Nouvelle incarnation du romantisme grunge et de l’hédonisme indie rock hexagonal, Pretty Inside déboule avec un premier titre « Deeper » extatique et libérateur, loin de n’être que la simple expression nostalgique « nineties ». Un bonheur n’arrivant jamais seul, le groupe s’illustre de manière totalement décomplexée dans un clip décalé et plein d’esprit, à l’humeur créative DIY, à découvrir en exclusivité sur indiemusic.

En cherchant bien, force est de constater que Pretty Inside est l’une de ces nouvelles petites merveilles de la scène indie bordelaise, symbolisé par le collectif bordelais Flippin’ Freaks, survolant de près ou de loin, une nébuleuse de groupes intrépides tels qu’Our Name Is Nobody, Salamander Jive, TH da Freak, Twingo Reverse… Certains détails ne trompent pas en ouverture de ce clip. La frappe simultanée et martelée du tom et de la caisse claire annonce carrément la couleur et surtout l’envie affirmée et furieusement garage de Pretty Inside. À l’écoute de ce morceau revigorant, les saintes écritures des tablettes (en chocolat) de la loi indie, affichent comme des mantras les noms d’inamovibles légendes du rock alternatif américain comme Sebadoh, Pixies, Hüsker Dü, Superchunk, Built To Spill, Sparklehorse… auxquels nous pourrions ajouter une touche australienne avec Noise Addict, le groupe prépubère du génial Ben Lee et ce petit rien de « british » et d’irrévérencieux façon The Wedding Present. Pourtant Pretty Inside, autant dans l’attitude que dans le son, s’inscrit foncièrement dans le présent avec « Deeper », à quelques encablures des géniaux MNNQNS et d’une certaine manière des Toulousains de Cathedrale (même s’il faudrait apporter plus de nuances quant à la matière émotionnelle de leur futur EP), mais aussi pour l’aisance mélodique du délicieux Garciaphone.

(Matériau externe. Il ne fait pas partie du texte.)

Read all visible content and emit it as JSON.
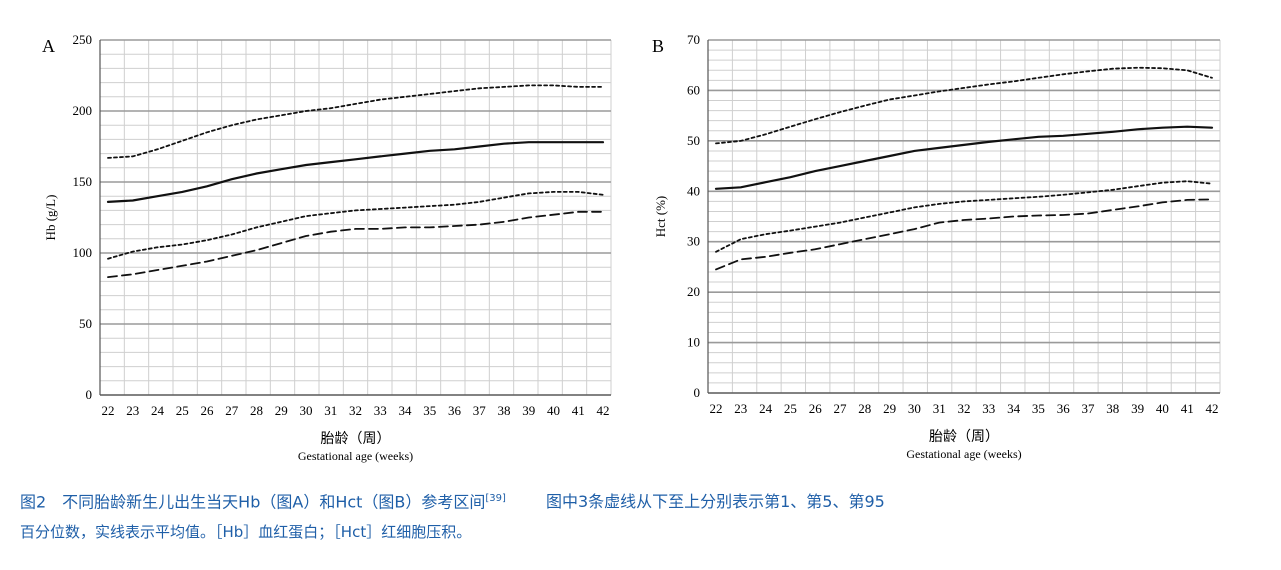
{
  "chart_data": [
    {
      "type": "line",
      "panel_label": "A",
      "ylabel": "Hb (g/L)",
      "xlabel_cn": "胎龄（周）",
      "xlabel_en": "Gestational age (weeks)",
      "x": [
        22,
        23,
        24,
        25,
        26,
        27,
        28,
        29,
        30,
        31,
        32,
        33,
        34,
        35,
        36,
        37,
        38,
        39,
        40,
        41,
        42
      ],
      "x_ticks": [
        "22",
        "23",
        "24",
        "25",
        "26",
        "27",
        "28",
        "29",
        "30",
        "31",
        "32",
        "33",
        "34",
        "35",
        "36",
        "37",
        "38",
        "39",
        "40",
        "41",
        "42"
      ],
      "y_ticks": [
        "0",
        "50",
        "100",
        "150",
        "200",
        "250"
      ],
      "ylim": [
        0,
        250
      ],
      "grid": true,
      "series": [
        {
          "style": "dotted",
          "values": [
            167,
            168,
            173,
            179,
            185,
            190,
            194,
            197,
            200,
            202,
            205,
            208,
            210,
            212,
            214,
            216,
            217,
            218,
            218,
            217,
            217
          ]
        },
        {
          "style": "solid",
          "values": [
            136,
            137,
            140,
            143,
            147,
            152,
            156,
            159,
            162,
            164,
            166,
            168,
            170,
            172,
            173,
            175,
            177,
            178,
            178,
            178,
            178
          ]
        },
        {
          "style": "dotted",
          "values": [
            96,
            101,
            104,
            106,
            109,
            113,
            118,
            122,
            126,
            128,
            130,
            131,
            132,
            133,
            134,
            136,
            139,
            142,
            143,
            143,
            141
          ]
        },
        {
          "style": "dashed",
          "values": [
            83,
            85,
            88,
            91,
            94,
            98,
            102,
            107,
            112,
            115,
            117,
            117,
            118,
            118,
            119,
            120,
            122,
            125,
            127,
            129,
            129
          ]
        }
      ]
    },
    {
      "type": "line",
      "panel_label": "B",
      "ylabel": "Hct (%)",
      "xlabel_cn": "胎龄（周）",
      "xlabel_en": "Gestational age (weeks)",
      "x": [
        22,
        23,
        24,
        25,
        26,
        27,
        28,
        29,
        30,
        31,
        32,
        33,
        34,
        35,
        36,
        37,
        38,
        39,
        40,
        41,
        42
      ],
      "x_ticks": [
        "22",
        "23",
        "24",
        "25",
        "26",
        "27",
        "28",
        "29",
        "30",
        "31",
        "32",
        "33",
        "34",
        "35",
        "36",
        "37",
        "38",
        "39",
        "40",
        "41",
        "42"
      ],
      "y_ticks": [
        "0",
        "10",
        "20",
        "30",
        "40",
        "50",
        "60",
        "70"
      ],
      "ylim": [
        0,
        70
      ],
      "grid": true,
      "series": [
        {
          "style": "dotted",
          "values": [
            49.5,
            50.0,
            51.3,
            52.8,
            54.3,
            55.7,
            57.0,
            58.2,
            59.0,
            59.8,
            60.5,
            61.2,
            61.8,
            62.5,
            63.2,
            63.8,
            64.3,
            64.5,
            64.4,
            64.0,
            62.5
          ]
        },
        {
          "style": "solid",
          "values": [
            40.5,
            40.8,
            41.8,
            42.8,
            44.0,
            45.0,
            46.0,
            47.0,
            48.0,
            48.6,
            49.2,
            49.8,
            50.3,
            50.8,
            51.0,
            51.4,
            51.8,
            52.3,
            52.6,
            52.8,
            52.6
          ]
        },
        {
          "style": "dotted",
          "values": [
            28.0,
            30.5,
            31.5,
            32.2,
            33.0,
            33.8,
            34.8,
            35.8,
            36.8,
            37.5,
            38.0,
            38.3,
            38.6,
            38.9,
            39.3,
            39.8,
            40.3,
            41.0,
            41.7,
            42.0,
            41.5
          ]
        },
        {
          "style": "dashed",
          "values": [
            24.5,
            26.5,
            27.0,
            27.8,
            28.5,
            29.5,
            30.5,
            31.5,
            32.5,
            33.8,
            34.3,
            34.6,
            35.0,
            35.2,
            35.3,
            35.6,
            36.3,
            37.0,
            37.8,
            38.3,
            38.4
          ]
        }
      ]
    }
  ],
  "caption": {
    "title": "图2　不同胎龄新生儿出生当天Hb（图A）和Hct（图B）参考区间",
    "ref": "[39]",
    "note": "图中3条虚线从下至上分别表示第1、第5、第95",
    "line2": "百分位数，实线表示平均值。［Hb］血红蛋白；［Hct］红细胞压积。"
  },
  "colors": {
    "line": "#111111",
    "grid_major": "#9a9a9a",
    "grid_minor": "#cfcfcf",
    "caption": "#1f5fa8"
  }
}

Sur la base d’une idée simple, le clip est avant tout marqué par la symbolique d’un accessoire emblématique du théâtre, car un masque prend possession et alternativement de chacun des membres de Pretty Inside. D’une certaine manière, ce postulat de départ reprend avec audace et contrepied un accessoire fondateur de bon nombre de films de genre allant du mythique et allégorique « Phantom of The Opera » de Brian De Palma en passant par « The Strangers », « Star Wars », « Fantômas »… Il y a ainsi quelque chose de foncièrement dérisoire dans ce principe narratif minimaliste, de jubilatoire dans cet artifice visuel naïf, de grand guignol dans ce personnage fantasmé et métaphorique, de schizophrène dans ce tourbillon de sentiments et d’implicites. Source de contrastes et d’une certaine douceur, la voix expressive et angélique du guitariste chanteur et songwriter Alexis peint à merveille le conflit intérieur qui se matérialise dans les différentes scènes. Porté par la mécanique énergique et rythmique, obsessionnelle de ses compagnons (à savoir John à la basse, Lucas à la batterie et Augustin à la deuxième guitare), poussé dans ses retranchements par leurs chœurs agités, il lâche finalement les chevaux… pour mieux reprendre le contrôle quelques instants après. Tout simplement, avec beaucoup d’aplomb, le groupe active le pouvoir libérateur de la musique du diable (un éternel recommencement et sa raison d’être ?) au fur et à mesure de cette envolée post-punk flamboyante au pays du grunge et de la noisy pop. Voilà une parfaite entrée en matière, pour entrouvrir les portes de leur premier EP imminent, sous l’influence décisive du grand Elliott Smith.

« Teargas » (EP) de Pretty Inside, sortie le 30 novembre 2020 chez Flippin’ Freaks Records.